Ukip leaders are now backtracking over the party’s decision to ban non-stun religious slaughter and appear to be engaged in a partial reversal of their previous reversal of policy.

In the latest UKIP statement, Paul Nuttall, an MEP and the Ukip deputy leader, says that he was “surprised” when the party’s National Executive Committee agreed to the ban earlier this week.

But although he distances the party leadership from the policy change, he also argues that shechita would remain legal because of the high standards used: “(If) shechita does not cause any undue suffering for the animal then it would fall within the requirements that UKIP has in mind.”

The implication behind Mr Nuttall’s words is that while shechita would be legal, halal would fall foul of the new policy.

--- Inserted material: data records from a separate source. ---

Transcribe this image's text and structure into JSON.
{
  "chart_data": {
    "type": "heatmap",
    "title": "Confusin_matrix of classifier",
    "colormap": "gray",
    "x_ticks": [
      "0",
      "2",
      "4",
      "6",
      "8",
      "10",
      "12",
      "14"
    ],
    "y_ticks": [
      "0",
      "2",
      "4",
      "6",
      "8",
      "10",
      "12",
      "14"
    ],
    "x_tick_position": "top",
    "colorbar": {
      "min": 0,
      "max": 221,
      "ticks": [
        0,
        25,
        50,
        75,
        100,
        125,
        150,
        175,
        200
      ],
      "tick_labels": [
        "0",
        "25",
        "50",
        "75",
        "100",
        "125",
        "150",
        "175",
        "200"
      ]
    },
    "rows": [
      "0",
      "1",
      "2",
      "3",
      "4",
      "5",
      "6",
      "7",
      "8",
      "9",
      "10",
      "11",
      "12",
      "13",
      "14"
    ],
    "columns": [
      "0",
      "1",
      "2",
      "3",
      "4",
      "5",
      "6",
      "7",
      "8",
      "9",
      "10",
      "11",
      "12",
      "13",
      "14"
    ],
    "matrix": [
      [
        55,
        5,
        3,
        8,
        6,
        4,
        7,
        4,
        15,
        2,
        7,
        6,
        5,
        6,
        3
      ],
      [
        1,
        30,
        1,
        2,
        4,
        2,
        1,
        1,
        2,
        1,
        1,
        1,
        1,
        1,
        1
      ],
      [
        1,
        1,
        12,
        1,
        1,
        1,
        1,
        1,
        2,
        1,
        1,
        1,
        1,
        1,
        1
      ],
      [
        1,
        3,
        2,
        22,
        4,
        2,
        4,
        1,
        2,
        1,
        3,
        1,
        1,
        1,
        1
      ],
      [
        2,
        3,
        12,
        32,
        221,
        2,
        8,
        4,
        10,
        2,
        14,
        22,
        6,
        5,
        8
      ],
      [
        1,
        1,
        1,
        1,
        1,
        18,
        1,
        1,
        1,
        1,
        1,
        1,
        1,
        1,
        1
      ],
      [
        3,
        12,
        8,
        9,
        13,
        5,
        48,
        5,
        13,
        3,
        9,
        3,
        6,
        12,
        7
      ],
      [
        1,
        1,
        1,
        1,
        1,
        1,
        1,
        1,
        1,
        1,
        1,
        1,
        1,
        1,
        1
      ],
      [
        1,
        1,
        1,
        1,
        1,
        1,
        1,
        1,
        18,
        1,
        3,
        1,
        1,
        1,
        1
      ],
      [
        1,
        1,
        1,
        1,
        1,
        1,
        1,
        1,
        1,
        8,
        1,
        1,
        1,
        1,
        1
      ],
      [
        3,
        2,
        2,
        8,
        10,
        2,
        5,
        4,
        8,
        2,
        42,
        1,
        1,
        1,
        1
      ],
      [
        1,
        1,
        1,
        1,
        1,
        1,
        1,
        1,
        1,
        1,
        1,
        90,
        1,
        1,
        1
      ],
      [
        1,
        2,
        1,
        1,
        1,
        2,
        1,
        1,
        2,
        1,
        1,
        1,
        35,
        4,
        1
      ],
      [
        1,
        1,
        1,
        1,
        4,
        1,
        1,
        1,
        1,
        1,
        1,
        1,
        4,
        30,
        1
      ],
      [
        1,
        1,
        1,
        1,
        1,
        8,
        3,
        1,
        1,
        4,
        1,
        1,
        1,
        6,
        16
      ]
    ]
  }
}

Writing exclusively in the JC, Mr Nuttall says that he, party leader Nigel Farage and agriculture spokesman Stuart Agnew, are all on record as supporting the right of Jews to continue practising shechita.

He added that he was willing to seek advice from the Board of Deputies, as well as Muslim organisations, in a consultation on religious slaughter.

Mr Nuttall’s full statement

As a Ukip Member of the European Parliament I have become used to being criticised by both right and left of British politics for my support of the Jewish community over the years - particularly over Shechita meat. I was therefore surprised that the UKIP National Executive Committee decision proposed a ban on such meat.

Nigel Farage, Stuart Agnew (Ukip's Agriculture Spokesman and MEP for the Eastern Counties) and I are all on record saying that we support the right of the Jewish community to continue with the Shechita method of slaughter. Ukip has at its heart respect for religious belief and respect for animal welfare. We know that Jewish religious slaughter is done with the highest standards in mind.

In fact our record in the European Parliament on this very issue has in the past received praise for being both favourable and consistent. Nigel Farage and Stuart Agnew have also had a number of positive meetings with Shechita UK; Stuart particularly has worked closely with their Director, Shimon Cohen to further our understanding of what Shechita involves.

However, on Monday the Ukip National Executive Committee voted in favour of banning animal slaughter without pre-stunning. A majority of NEC members believed that this was the right thing to do in the interests of animal welfare.

Since releasing the policy we have been approached by leading figures within the Muslim and Jewish communities who have asked us to discuss this policy further with them.

The debate hinges around whether shechita is a method of slaughter that sufficiently stuns the animal to national animal welfare requirements. Shechita UK (JC, Shimon Cohen, 17/09/2010) said "We believe shechita does stun. It renders the animal insensible to pain within two seconds. The idea that we brutalise animals... is ridiculous and needs to be exposed as such".

Shechita is very prescriptive and therefore standards are highly consistent, including for example crucial detail such as the sharpness of the knife. I am not an expert. However if this is the case and shechita does not cause any undue suffering for the animal then it would fall within the requirements that UKIP has in mind.

As a party that fundamentally believes in tolerance and we are more than willing to open consultation with both animal welfare and veterinarian organisations as well as seek advice from bodies such as the Muslim Council of Britain and the Board of Deputies of British Jews.

As a party we want to continue to ensure that relationships between us, faith communities and the wider public are fully informed and strong.